La seconde critique est plus philosophique. Malgré la panique morale d’une droite présentant les militants du NFP comme de dangereux bolcheviques, la réalité est toute autre. Le NFP défend un projet social-démocrate keynésien-rooseveltien.
Il ne parle plus de socialisation des moyens de production, mais de redistribution.
Plus de nationalisations massives, mais une taxation des riches.
Plus de sortie du capitalisme, mais sa régulation.
Plus étonnant encore : le NFP n’aborde presque jamais la question bancaire, comme si aucune remise en cause n’était nécessaire. Pourtant, un programme authentiquement de gauche devrait s’attaquer au pouvoir des multinationales et des banques.

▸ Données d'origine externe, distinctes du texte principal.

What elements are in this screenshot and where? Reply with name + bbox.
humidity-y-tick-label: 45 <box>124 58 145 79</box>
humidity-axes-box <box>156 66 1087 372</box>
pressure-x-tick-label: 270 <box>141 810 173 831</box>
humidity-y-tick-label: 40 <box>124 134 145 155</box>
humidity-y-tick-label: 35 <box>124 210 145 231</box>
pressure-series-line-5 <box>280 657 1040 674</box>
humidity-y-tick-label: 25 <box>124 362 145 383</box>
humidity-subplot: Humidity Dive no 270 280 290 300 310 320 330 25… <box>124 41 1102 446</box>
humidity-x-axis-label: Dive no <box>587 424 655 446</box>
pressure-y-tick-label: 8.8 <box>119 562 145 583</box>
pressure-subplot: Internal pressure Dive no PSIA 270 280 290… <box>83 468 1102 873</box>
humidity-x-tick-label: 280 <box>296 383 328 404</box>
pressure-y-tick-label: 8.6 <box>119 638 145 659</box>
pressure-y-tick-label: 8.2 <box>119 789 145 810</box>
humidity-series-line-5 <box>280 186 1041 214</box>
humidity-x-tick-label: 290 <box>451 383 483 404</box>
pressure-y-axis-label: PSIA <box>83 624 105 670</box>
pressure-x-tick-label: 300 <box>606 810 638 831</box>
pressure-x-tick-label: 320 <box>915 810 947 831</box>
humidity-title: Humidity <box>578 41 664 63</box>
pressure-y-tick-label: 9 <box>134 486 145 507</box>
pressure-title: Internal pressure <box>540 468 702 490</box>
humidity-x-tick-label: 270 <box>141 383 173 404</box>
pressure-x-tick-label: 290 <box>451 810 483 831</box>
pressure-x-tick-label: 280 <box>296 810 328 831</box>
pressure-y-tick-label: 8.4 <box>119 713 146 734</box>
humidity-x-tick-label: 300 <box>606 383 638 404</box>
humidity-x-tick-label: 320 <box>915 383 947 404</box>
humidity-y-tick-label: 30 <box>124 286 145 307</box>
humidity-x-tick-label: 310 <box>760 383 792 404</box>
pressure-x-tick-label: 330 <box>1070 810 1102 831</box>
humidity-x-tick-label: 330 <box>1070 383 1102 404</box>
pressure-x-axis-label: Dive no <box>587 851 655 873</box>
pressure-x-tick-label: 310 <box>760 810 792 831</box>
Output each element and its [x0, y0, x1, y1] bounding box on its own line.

Comme l’a montré Jean-Claude Michéa, on est passé d’une gauche socialiste et marxiste à une gauche libérale-progressiste[2]. Et c’est peut-être là le problème. Le programme de la gauche unie ressemble à un patchwork de mesures sociales — nécessaires et pertinentes — mais aucune n’a la portée révolutionnaire des congés payés ou de la Sécurité sociale. La gauche semble manquer d’idées et se contente de défaire la macronie.
Les travaux de « Réseau Salariat » et de Bernard Friot[3], ou encore le convivialisme d’Alain Caillé[4], montrent pourtant qu’il existe des alternatives crédibles au néolibéralisme.

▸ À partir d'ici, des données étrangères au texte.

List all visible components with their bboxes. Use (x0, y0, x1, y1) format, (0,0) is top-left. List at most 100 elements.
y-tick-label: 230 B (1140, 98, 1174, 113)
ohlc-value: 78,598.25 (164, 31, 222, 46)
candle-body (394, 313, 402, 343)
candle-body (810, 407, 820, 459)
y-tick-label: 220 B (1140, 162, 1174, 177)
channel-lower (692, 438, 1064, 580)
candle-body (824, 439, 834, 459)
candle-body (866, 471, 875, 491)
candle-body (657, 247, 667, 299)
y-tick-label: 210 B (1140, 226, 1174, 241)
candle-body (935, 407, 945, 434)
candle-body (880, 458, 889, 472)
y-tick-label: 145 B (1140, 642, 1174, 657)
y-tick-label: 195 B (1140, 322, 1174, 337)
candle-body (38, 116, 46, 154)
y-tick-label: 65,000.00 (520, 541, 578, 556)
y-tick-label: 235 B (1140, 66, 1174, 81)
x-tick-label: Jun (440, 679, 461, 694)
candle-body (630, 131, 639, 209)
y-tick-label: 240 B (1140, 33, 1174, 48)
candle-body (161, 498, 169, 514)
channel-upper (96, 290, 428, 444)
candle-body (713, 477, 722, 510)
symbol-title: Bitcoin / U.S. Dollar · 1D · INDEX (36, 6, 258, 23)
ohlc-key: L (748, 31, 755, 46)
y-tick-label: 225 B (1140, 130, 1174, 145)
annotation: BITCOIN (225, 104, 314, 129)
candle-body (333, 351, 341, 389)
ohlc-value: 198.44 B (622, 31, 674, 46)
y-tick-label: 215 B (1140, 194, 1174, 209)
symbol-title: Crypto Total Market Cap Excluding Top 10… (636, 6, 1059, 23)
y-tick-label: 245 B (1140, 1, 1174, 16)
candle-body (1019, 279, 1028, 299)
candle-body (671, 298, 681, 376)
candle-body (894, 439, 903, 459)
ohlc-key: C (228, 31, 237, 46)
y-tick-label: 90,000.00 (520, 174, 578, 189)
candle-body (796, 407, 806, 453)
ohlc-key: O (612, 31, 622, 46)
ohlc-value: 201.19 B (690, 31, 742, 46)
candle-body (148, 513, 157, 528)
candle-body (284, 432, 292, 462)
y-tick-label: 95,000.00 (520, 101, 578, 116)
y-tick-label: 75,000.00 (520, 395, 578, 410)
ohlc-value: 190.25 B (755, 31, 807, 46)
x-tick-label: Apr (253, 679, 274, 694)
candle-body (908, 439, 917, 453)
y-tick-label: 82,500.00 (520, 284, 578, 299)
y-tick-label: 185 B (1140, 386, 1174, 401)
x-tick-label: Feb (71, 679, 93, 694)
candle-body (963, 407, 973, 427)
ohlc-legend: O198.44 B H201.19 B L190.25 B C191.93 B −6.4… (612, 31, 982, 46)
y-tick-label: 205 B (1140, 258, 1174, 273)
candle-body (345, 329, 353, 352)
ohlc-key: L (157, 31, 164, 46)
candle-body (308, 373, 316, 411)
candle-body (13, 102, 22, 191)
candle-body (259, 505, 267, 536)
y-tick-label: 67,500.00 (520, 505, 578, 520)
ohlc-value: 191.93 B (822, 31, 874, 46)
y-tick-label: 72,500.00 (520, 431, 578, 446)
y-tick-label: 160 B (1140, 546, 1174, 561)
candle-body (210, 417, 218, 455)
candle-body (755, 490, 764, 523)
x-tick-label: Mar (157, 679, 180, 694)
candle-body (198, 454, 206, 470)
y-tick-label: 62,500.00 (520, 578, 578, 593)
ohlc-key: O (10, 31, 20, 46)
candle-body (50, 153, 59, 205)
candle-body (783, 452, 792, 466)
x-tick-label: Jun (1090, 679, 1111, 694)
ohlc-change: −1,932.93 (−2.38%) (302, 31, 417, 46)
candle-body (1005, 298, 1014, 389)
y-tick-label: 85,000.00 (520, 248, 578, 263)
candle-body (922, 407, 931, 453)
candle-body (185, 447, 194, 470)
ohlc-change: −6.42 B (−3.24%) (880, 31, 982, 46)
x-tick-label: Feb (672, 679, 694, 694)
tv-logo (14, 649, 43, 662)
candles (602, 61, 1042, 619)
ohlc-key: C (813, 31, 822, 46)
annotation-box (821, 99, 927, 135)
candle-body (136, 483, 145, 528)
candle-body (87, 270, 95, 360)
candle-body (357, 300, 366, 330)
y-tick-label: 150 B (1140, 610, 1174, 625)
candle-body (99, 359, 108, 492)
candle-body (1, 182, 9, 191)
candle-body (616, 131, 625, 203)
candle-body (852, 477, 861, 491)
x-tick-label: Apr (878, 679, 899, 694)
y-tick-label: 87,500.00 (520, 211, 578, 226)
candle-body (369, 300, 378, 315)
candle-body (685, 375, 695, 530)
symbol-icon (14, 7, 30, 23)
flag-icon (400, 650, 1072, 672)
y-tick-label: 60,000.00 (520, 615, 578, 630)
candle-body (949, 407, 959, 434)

Prisonnier de ses contradictions sur l’UE — fausses promesses d’Europe sociale, désobéissance ambiguë — et incapable de proposer une alternative au capitalisme autre que la taxation, le NFP ne fait plus rêver.
De plus, au-delà de l’Europe, l’alliance risque de ne pas tenir en raison de dissensions profondes sur les sujets sociétaux et internationaux.
Pourtant, face à la menace antisociale et identitaire que représente le Rassemblement national, le Nouveau Front populaire est la seule alternative viable, malgré ses défauts.
Vaut-il mieux, pour les classes populaires, l’abrogation des réformes Macron, des moyens pour l’hôpital public, des places d’urgence pour les personnes sans abri, que la continuité des politiques économiques macronistes proposées par le RN ?
Oui. Ce n’est pas révolutionnaire, mais pour les classes populaires, victimes du matraquage néolibéral depuis des années, ces mesures permettraient d’améliorer concrètement leur vie quotidienne.
Nicolas Maxime
[1] Programme Nouveau Front Populaire Élections Législatives 2024, Nouveau Front Populaire.
[2] Jean-Claude Michéa, L’Empire du moindre mal, Flammarion, 2007.
[3] Bernard Friot, L’enjeu du salaire, La Dispute, 2012.
[4] Alain Caillé (dir.), Pour un manifeste du convivialisme. Déclaration d’interdépendance, Le Bord de l’eau, 2013.